Manitoba Premier Brian Pallister announced Thursday that the province has committed to purchasing two million doses of a made-in-Canada COVID-19 vaccine, but the fact that the vaccine in question is still in the early stages of a clinical trial has raised a few eyebrows.
Winnipeg epidemiologist Cynthia Carr of EPI Research told 680 CJOB it should be noted that the Alberta-based company, Providence Therapeutics, still has a ways to go before its vaccine gets approved by Health Canada.
“They are so early in the process,” Carr said.
“They have a Phase 1 human trial with 60 people. They don’t have approval yet to proceed with Phase 2, which would start in May. After that trial is completed, they would have to go through the federal process of review and approval,” she continued.
“Then they have to manufacture and distribute those vaccines. With this company, do they have the capacity to do that? We see these huge Fortune 500 companies having challenges in capacities.”

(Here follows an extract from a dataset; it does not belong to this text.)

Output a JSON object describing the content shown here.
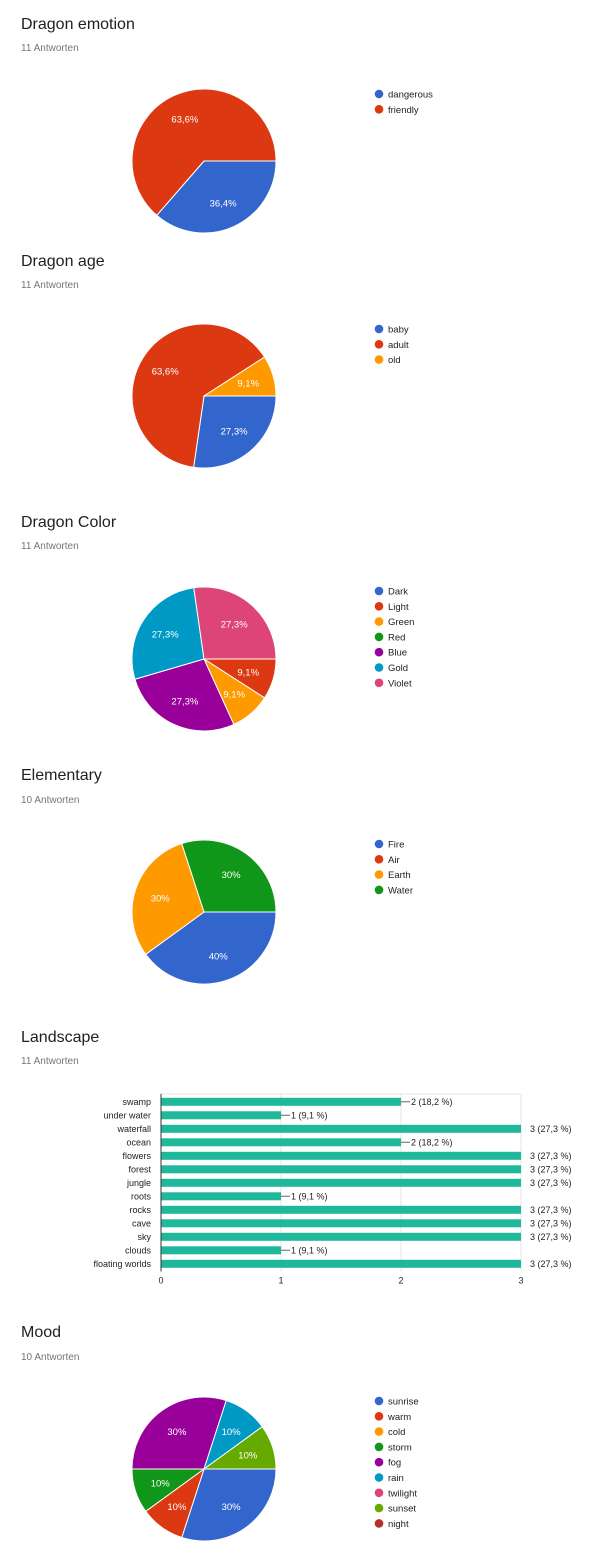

Alberta Premier Jason Kenney is another premier that has floated the idea of securing their own vaccine supply.
“What they have in common is that they are not terribly popular when it comes to their handling of COVID,” University of Calgary public policy professor Lisa Young told Global News of the two premiers.
“If we look at the approval ratings for how well the provinces handled COVID, Manitoba and Alberta are at the bottom of the barrel.”
“Because of this, the premier really does need a win,” she added. “I think the premier wants to be a hero in the face of the COVID crisis, and it’s pretty clear that getting vaccines into arms is going to be the best way to be seen to be effective in this stage of managing the pandemic.”
The CEO of Providence Therapeutics said if everything goes according to plan, his company’s vaccine could be approved for emergency use by Health Canada by this fall.
In a release on Jan. 26, Providence said the vaccine, dubbed PTX-COVID19-B, is a messenger RNA (mRNA) vaccine, and is the first fully made-in-Canada vaccine to reach the human clinical trial stage.
Pallister wouldn’t say exactly how much the province has agreed to pay, but did say the agreement will see Manitoba putting 20 per cent down, with another 40 per cent coming on approval by Health Canada and the final 40 per cent coming on delivery.
“We’ll release the details of the contract when it’s finalized,” he said.
“Manitobans are Canadians first. We are investing not just for ourselves, but for all Canadians,” he said. “Building a secure, made-in-Canada vaccine supply will put Canadians at the head of the line to get a COVID vaccine, where we belong.”